話は古く、今から2,000年ほど前の西暦79年に遡(さかのぼ)る。この年の8月に発生したイタリアのベスビオ火山の噴火で、ナポリ近郊にあった古代都市、ポンペイが完全に地中に埋もれた。人口2万人と推定される都市で、1割ほどの人が亡くなったという。
今年5月、その遺跡から、首のない男性の白骨遺体が発掘された。噴火による火砕流から逃げる途中で、頭部が巨石に打ち砕かれたとみられていたが、その後、遺体の近くで、口が大きく開いた頭部も見つかった。
噴火の被害状況を示す史料はこれまで、摂氏500度を超える高温の火砕流に包まれ死亡した犠牲者が灰に埋もれ、肉体が朽ちた跡にできた空洞に石灰を流し込んだ石膏(せっこう)像などに限られていた。発見された石膏像は1,000体以上にのぼる。

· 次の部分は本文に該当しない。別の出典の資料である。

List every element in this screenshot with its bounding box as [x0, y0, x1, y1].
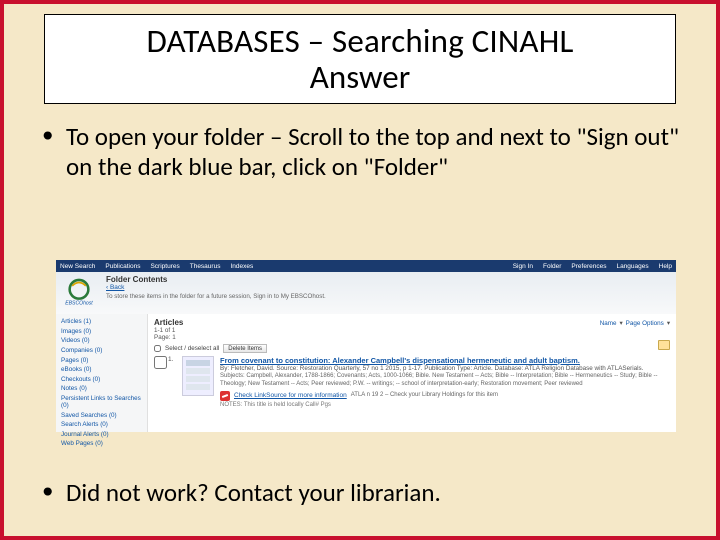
articles-heading: Articles: [154, 318, 183, 327]
title-line-2: Answer: [53, 57, 667, 97]
article-checkbox[interactable]: [154, 356, 167, 369]
nav-help[interactable]: Help: [659, 263, 672, 270]
article-title-link[interactable]: From covenant to constitution: Alexander…: [220, 356, 670, 365]
title-line-1: DATABASES – Searching CINAHL: [53, 21, 667, 61]
sidebar-item-persistent-links[interactable]: Persistent Links to Searches (0): [61, 394, 147, 411]
sort-name-link[interactable]: Name: [600, 320, 617, 327]
article-row: 1. From covenant to constitution: Alexan…: [154, 356, 670, 410]
back-link[interactable]: ‹ Back: [106, 284, 124, 291]
sidebar-item-images[interactable]: Images (0): [61, 327, 147, 337]
nav-thesaurus[interactable]: Thesaurus: [190, 263, 221, 270]
article-notes: NOTES: This title is held locally Call# …: [220, 402, 670, 410]
save-note: To store these items in the folder for a…: [106, 293, 670, 300]
article-number: 1.: [168, 356, 176, 410]
slide-title-box: DATABASES – Searching CINAHL Answer: [44, 14, 676, 104]
nav-scriptures[interactable]: Scriptures: [150, 263, 179, 270]
sidebar-item-companies[interactable]: Companies (0): [61, 346, 147, 356]
select-all-label: Select / deselect all: [165, 345, 219, 352]
sidebar-item-articles[interactable]: Articles (1): [61, 317, 147, 327]
folder-contents-heading: Folder Contents: [106, 275, 670, 284]
nav-indexes[interactable]: Indexes: [230, 263, 253, 270]
svg-text:EBSCOhost: EBSCOhost: [65, 301, 93, 307]
sidebar-item-ebooks[interactable]: eBooks (0): [61, 365, 147, 375]
article-thumbnail: [182, 356, 214, 396]
nav-sign-in[interactable]: Sign In: [513, 263, 533, 270]
sidebar-item-web-pages[interactable]: Web Pages (0): [61, 439, 147, 449]
ebsco-header: EBSCOhost Folder Contents ‹ Back To stor…: [56, 272, 676, 314]
nav-languages[interactable]: Languages: [616, 263, 648, 270]
sidebar-item-search-alerts[interactable]: Search Alerts (0): [61, 420, 147, 430]
article-byline: By: Fletcher, David. Source: Restoration…: [220, 365, 670, 373]
sidebar-item-saved-searches[interactable]: Saved Searches (0): [61, 410, 147, 420]
result-range: 1-1 of 1: [154, 327, 175, 334]
folder-icon[interactable]: [658, 340, 670, 350]
ebscohost-logo: EBSCOhost: [62, 274, 98, 312]
folder-sidebar: Articles (1) Images (0) Videos (0) Compa…: [56, 314, 148, 432]
linksource-link[interactable]: Check LinkSource for more information: [234, 392, 347, 400]
nav-publications[interactable]: Publications: [105, 263, 140, 270]
ebsco-topbar: New Search Publications Scriptures Thesa…: [56, 260, 676, 272]
select-all-checkbox[interactable]: [154, 345, 161, 352]
nav-preferences[interactable]: Preferences: [571, 263, 606, 270]
folder-main: Articles 1-1 of 1Page: 1 Name ▾ Page Opt…: [148, 314, 676, 432]
page-indicator: Page: 1: [154, 334, 176, 341]
holdings-text: ATLA n 19 2 – Check your Library Holding…: [351, 392, 498, 400]
delete-items-button[interactable]: Delete Items: [223, 344, 267, 353]
sidebar-item-videos[interactable]: Videos (0): [61, 336, 147, 346]
bullet-item: To open your folder – Scroll to the top …: [32, 122, 688, 181]
ebsco-screenshot: New Search Publications Scriptures Thesa…: [56, 260, 676, 432]
nav-new-search[interactable]: New Search: [60, 263, 95, 270]
sidebar-item-journal-alerts[interactable]: Journal Alerts (0): [61, 430, 147, 440]
sidebar-item-pages[interactable]: Pages (0): [61, 355, 147, 365]
sidebar-item-notes[interactable]: Notes (0): [61, 384, 147, 394]
bullet-list: To open your folder – Scroll to the top …: [32, 122, 688, 181]
nav-folder[interactable]: Folder: [543, 263, 561, 270]
article-subjects: Subjects: Campbell, Alexander, 1788-1866…: [220, 373, 670, 388]
bullet-item-last: Did not work? Contact your librarian.: [32, 477, 688, 508]
page-options-link[interactable]: Page Options: [626, 320, 664, 327]
sidebar-item-checkouts[interactable]: Checkouts (0): [61, 375, 147, 385]
linksource-icon: [220, 391, 230, 401]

ところが、今回は白骨の状態で見つかった。調べた結果、男性は推定30代で結核性骨髄炎を患い歩行困難であったことも判明した。また、男性の死因は、猛スピードで斜面を駆け下りた火砕流に巻き込まれ、窒息死したとみられるという。
考古学者にとってこの上ない貴重な史料となろう。「虎は死して皮を残す、人は死して名を残す」ということわざがあるが、この男性は死して貴重な情報を後世に残した。